AC TRANSIT | AC Transit At-Large Board Director Joel Young will receive his fate this week when the entire board deliberates over a resolution to censure him for misuse of district property for his own personal gain.
The resolution posted in the agenda for this Wednesday evening’s board meeting calls for the censure of Young for violations contained in an investigative report compiled by the board’s interim general counsel last May. Young’s six colleagues on the board will decide whether to rebuke him for breaking two board policies covering ethics and decorum and a state law for misuse of district property for personal gain.
The resolution strives to focus on a single policy because it contains language providing for potential penalties, including removal from various committees, restricting use of a travel account and public censure. “It further determines that Director Young did not adhere to the provision of Board Policy 113 to observe the highest standards of integrity and to discharge faithfully the duties of his office, including the potential use of confidential information for speculation or personal gain for himself or another,” says the resolution.
However, it falls short of condemning Young for circumstantial evidence he may have used the information viewed and copied from AC Transit’s confidential legal documents to directly aid in two lawsuits he represents against the Tri-County Metropolitan Transportation District of Portland, Ore. and Santa Clara Valley Transportation Authority. “Other potential violations (conflicts of interest, disclosure of privileged and confidential information, breach of fiduciary duty) were investigated, but the Report concluded that there was insufficient information available to determine whether such violations had occurred,” the resolution adds.

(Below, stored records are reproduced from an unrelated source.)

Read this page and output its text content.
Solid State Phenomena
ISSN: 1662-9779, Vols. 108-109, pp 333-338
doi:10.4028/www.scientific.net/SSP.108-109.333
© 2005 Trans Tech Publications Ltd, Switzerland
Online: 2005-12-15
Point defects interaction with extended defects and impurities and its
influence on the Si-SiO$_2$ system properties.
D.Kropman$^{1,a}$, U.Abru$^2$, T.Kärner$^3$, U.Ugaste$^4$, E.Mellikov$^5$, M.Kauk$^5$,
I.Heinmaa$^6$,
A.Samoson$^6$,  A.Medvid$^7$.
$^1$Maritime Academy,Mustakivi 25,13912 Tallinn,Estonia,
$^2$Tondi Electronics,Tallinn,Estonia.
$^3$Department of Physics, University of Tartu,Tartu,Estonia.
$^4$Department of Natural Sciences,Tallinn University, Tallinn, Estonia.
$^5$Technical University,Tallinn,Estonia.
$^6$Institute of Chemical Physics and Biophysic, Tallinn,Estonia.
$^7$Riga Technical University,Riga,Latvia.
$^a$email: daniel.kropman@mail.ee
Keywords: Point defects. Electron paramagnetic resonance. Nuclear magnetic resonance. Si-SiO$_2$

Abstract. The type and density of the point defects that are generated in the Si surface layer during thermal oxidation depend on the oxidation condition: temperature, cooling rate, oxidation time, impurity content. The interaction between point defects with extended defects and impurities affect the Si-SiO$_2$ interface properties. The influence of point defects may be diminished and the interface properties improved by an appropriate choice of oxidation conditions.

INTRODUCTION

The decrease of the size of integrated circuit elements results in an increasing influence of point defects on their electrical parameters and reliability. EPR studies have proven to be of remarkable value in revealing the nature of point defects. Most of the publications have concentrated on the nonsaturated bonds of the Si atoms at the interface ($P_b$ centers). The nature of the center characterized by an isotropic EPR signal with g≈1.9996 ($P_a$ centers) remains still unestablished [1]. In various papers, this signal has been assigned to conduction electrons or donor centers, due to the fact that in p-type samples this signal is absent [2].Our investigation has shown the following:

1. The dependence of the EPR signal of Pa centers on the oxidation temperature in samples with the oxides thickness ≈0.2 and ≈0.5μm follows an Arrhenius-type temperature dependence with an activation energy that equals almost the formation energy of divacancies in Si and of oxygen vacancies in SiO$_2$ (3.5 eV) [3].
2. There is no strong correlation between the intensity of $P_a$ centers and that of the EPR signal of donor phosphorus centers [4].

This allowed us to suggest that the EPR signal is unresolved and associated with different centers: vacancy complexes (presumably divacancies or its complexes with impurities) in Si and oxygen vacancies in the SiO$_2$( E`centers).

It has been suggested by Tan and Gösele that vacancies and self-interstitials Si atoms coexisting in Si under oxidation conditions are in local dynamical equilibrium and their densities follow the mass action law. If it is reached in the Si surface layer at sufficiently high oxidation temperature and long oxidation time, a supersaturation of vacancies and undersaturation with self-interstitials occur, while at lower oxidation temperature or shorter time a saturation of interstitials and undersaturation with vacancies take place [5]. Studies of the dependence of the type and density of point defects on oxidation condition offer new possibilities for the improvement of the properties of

Noticeable in the draft resolution is any reference to Young’s written rebuttal to the charges released to the public two weeks ago. In the documents, Young flatly denied ever expressing a desire to AC Transit officials to view confidential legal documents for the purpose of helping him in the similar case related to complaints by bus drivers partially settled last year by AC Transit. According to the investigative reports, Young’s alleged admission to interim general counsel, Ken Scheidig, essentially erased any doubt of his wrong-doing. Young also claims to have spent only 20-30 minutes viewing the stack of over two dozen legal files. The resolution, though, maintains Young spent 3-4 hours reading and copying an unknown numbers of pages and files last October 2012.
The board’s decision June 26 to instruct its current general counsel to draft a resolution of censure comes as no surprise. During the same discussion for meting out some sort of punishment for Young, not a single board director espoused any support for Young, while others remained silent, before unanimously approving a resolution, including censure, against their colleague. The resolution needs a two-thirds majority to pass, or, the affirmative votes of at least four members.